The thing that has to be understood about the place is that those tribal structures where they exist in rural areas cannot be replaced by government. That won’t work. Similarly, the systems for justice that exist in those areas aren’t likely to be replaced by some system imposed from the national government – because for the most part, the processes in place meet community needs for resolving disputes. They’re able to address them quickly, in a manner relevant to the context of the area, in a way that’s accepted by the populace. Reconciling that with Afghanistan’s relatively modern, progressive constitution isn’t really easy, but there has to be some way to do so, because that represents the “Afghan good” we’re looking for – solutions that work even if they’re not what we see as ideal. As I understand it, the goal is that GIRoA will built its legitimacy amongst the people by harnessing those structures and those ways of doing things, and fusing them into their own structure for governance. So “we” – the various people contributing to stability, development, and defeating insurgency here – work to help the people of Afghanistan fit solutions to their problems in a context that works for them. We can help create that national identity of “Afghans” but it will need to be done in a context that respects all those other dynamics. But the work of really making it work and last must be done by Afghans – and more importantly – IS being done by Afghans.

When you take it to the simple level that I think you can argue that Afghans are like humans anywhere in their basic wants – to live in peace, without fear, with some measure of security (economic security included), and with a reasonable expectation that their children will grow up to live better lives than them, it seems that we can expect progress.

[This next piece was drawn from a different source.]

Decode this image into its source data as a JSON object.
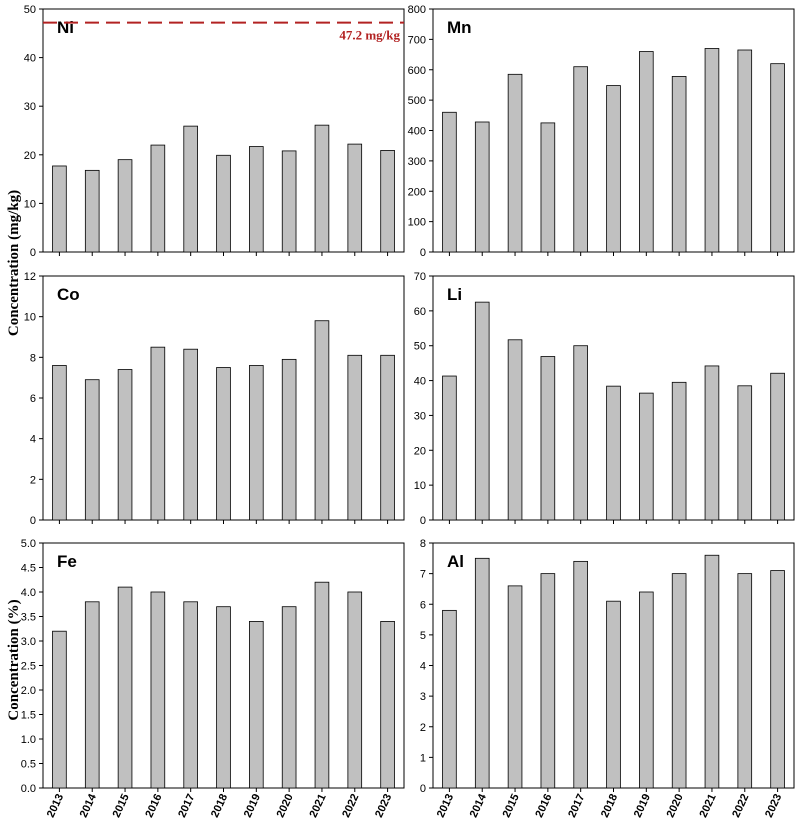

I will try – I really will – to come up with some expansion on these efforts. There’s lots of information out there, though it’s not all totally clear and easy to find, but I think with a little effort I’ll find time for I can try to create some order to it for those interested. There are so many agencies involved – so many moving parts – that they all have little tidbits to contribute to the story. I’m sure there are many sources out there which can present so much of this in a more academic way, and in truth, I could too – but it’s a bit more than I’m capable of at the moment, and I hope this overview is more effective at catching attention of a broader audience who will go and dig deeper if they see value in it.